Evaluation of Ranking & Matchmaking in Competition
A Simulation and Humanist Approach
Master Thesis
David Bucher
January 2025
University of Fribourg
The repository focuses on Chapter 4 — the experimental part of the thesis.
Each notebook is a standalone experiment. All start with a number matching the section of the written document. They contain the code and comments from the thesis. It is recommended to consult them in order.
- 4.1 Baseline: I claim we can use Kendall tau rank correlation to track Elo convergence. This notebook presents values to expect in settings relevant to the thesis.
- 4.2 Elo Prediction: I claim that a perfectly tuned ranking — from a predictive metric perspective — can overfit data even with proper training/validation. I build a synthetic example illustrating it.
- 4.3 The Snake Scheduler: I propose a simple model for skill-based matchmaking. I run a simulation where I measure game quality computed by Elo, Glicko, TrueSkill, and OpenSkill.
- 4.4 Random Snake: a conceptual benchmark test highlighting qualitative differences between SOTA rankings. (I am very proud of this setting.)
- 4.5 Convergence in the Snake Format: an extension of 4.4 showing how the conceptual test translates to a more realistic scenario.
Texts are close to the ones in the thesis PDF. They have been slightly adjusted to make the notebooks self-readable but may contain references to other chapters not available in this repo.
Some notebooks include a section Further Notes, which contains insight not presented in the thesis nor to the expert panel during Chapter 5. These are not necessary to follow the experimentation but bring valuable context and elements to anyone exploring my work.
My thesis started as a personal exploratory project. I wanted to verify and disprove certain frequent claims in the gaming community. I coded a first simulation prototype, then became more passionate about the project and started to investigate ranking algorithms and evaluation methodologies from the perspective of my experience in high-level competition. During the literature review, the experimental protocol and evaluation techniques of SOTA modern rating systems caught my attention.

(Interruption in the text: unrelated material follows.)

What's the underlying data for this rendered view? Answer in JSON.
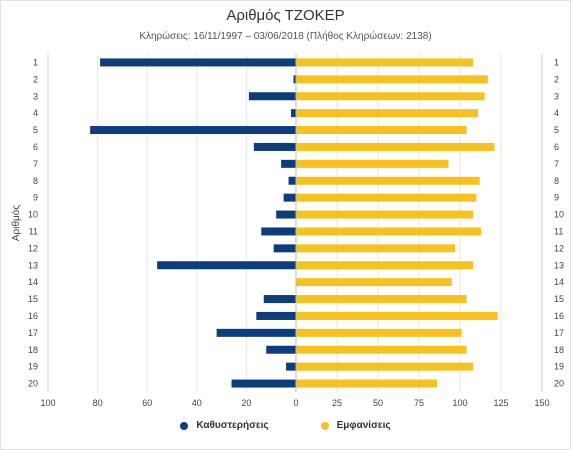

- One fundamental property of the Elo rating is systematically neglected or overlooked. Elo does not simply converge; it does not have a function that predicts game outcomes accurately. Elo is a Markov process with a unique stationary distribution (steady state). We know exactly what Elo does, which is a tremendous asset for reinforcement learning and unsupervised learning.
- The data structure and the interplay between a ranking learning from games and producing recommendations for future games is not a detail and can alter competitive results. High-level chess consists of double round-robin or Swiss rounds, and as a graph, contains many cycles. Professional tennis consists of single-elimination brackets with no cycle at all. A cross-validation methodology in which a dataset is split in time for training and test sets produces the same distribution of data points. You need to split the distribution of points to claim it generalizes.

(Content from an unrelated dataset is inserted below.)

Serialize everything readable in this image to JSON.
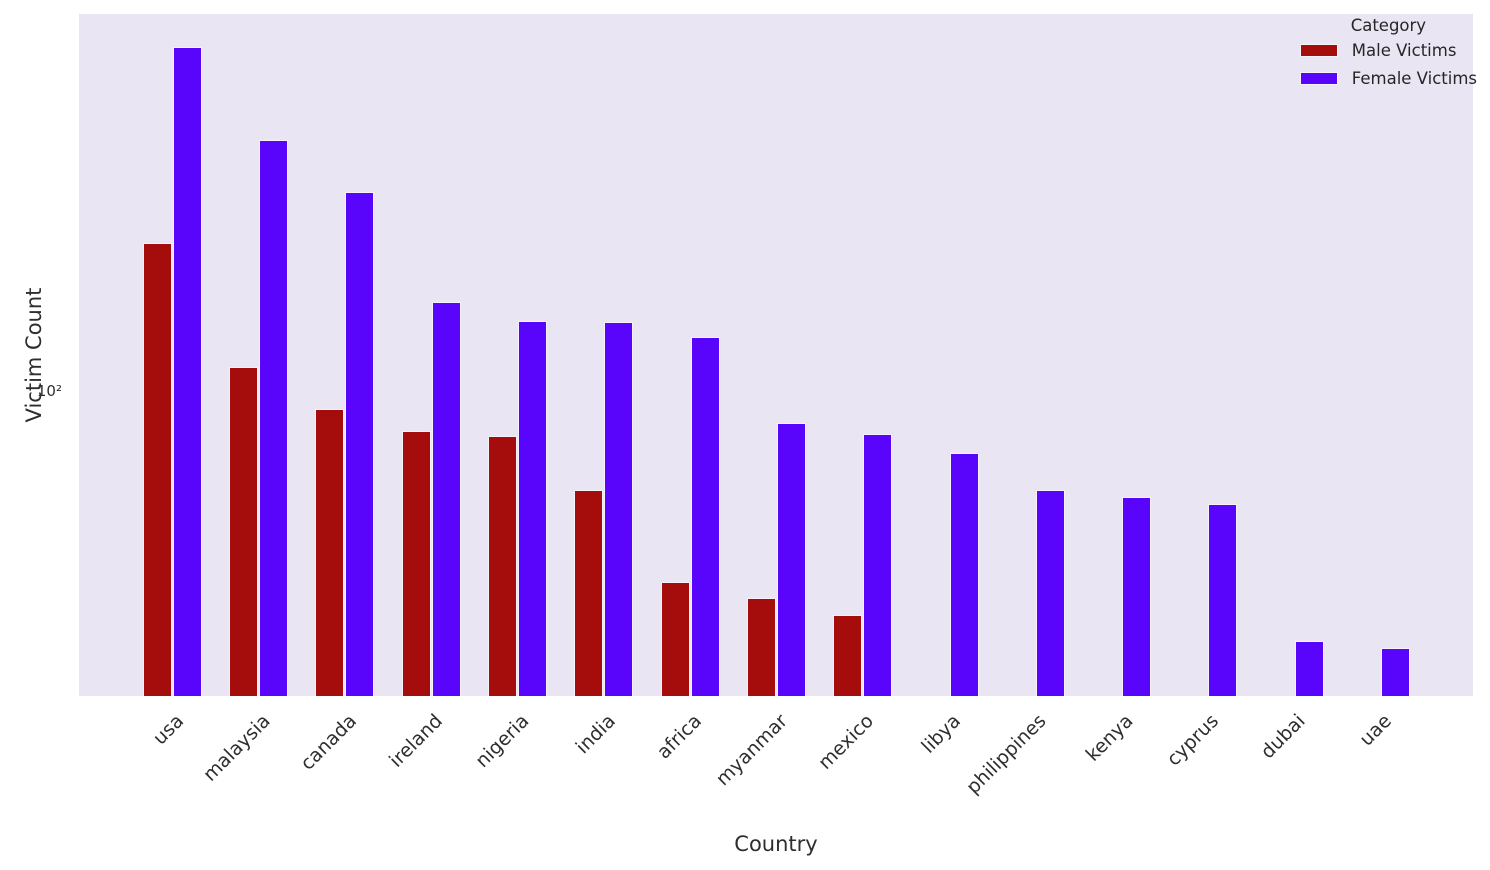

- Skill-based matchmaking creates a pleasant gaming experience but produces irrelevant data for learning. There is no information in an a priori balanced game — at least according to Shannon’s theory. The expected-score baseline on such a dataset is a random predictor, yet no paper compares their system to it.
I formulated the “Matchmaking Domain Overfitting Hypothesis” and opted for simulation-based research. The rationale for it:
- Only Elo has a proven unique stationary distribution.
- Alternative systems have more parameters (typically ratings with a mean and a variance).
- Empirical research did not address the underlying data structure nor address the naïve baseline.
- An illustration of an empirically perfectly tuned Elo rating system that does not generalize to the entire feature space.
- A model for skill-based matchmaking-like competition formats.
- A conceptual test highlighting differences in SOTA ranking behaviour.
- A setting in which TrueSkill and OpenSkill need more than 600 gamess to correctly sort 8 players, proving that players can have a poor ranking experience despite playing at their level.
This project is written in Python and uses uv for environment and dependency management.
- Clone the repository
git clone https://github.com/Ematrion/master-thesis-experiments
cd master-thesis-experiments
- Install uv (if you don't have it already)
curl -LsSf https://astral.sh/uv/install.sh | sh
Or with wget
wget -qO- https://astral.sh/uv/install.sh | sh
On Windows use
powershell -ExecutionPolicy ByPass -c "irm https://astral.sh/uv/install.ps1 | iex"
- Create and sync the environment
uv will read both pyproject.toml and uv.lock to create a fully reproducible environment:
uv sync
- Launch JupyterLab or Notebook
uv run jupyter lab
or
uv run jupyter notebook
- 3.4.2 Access The pakcage is available upon request from the author. This is no longer relevant. The RSTT package is now publicly available with pip install rstt. User and API documentation are available. Currently the package is under review by the python open science initiative.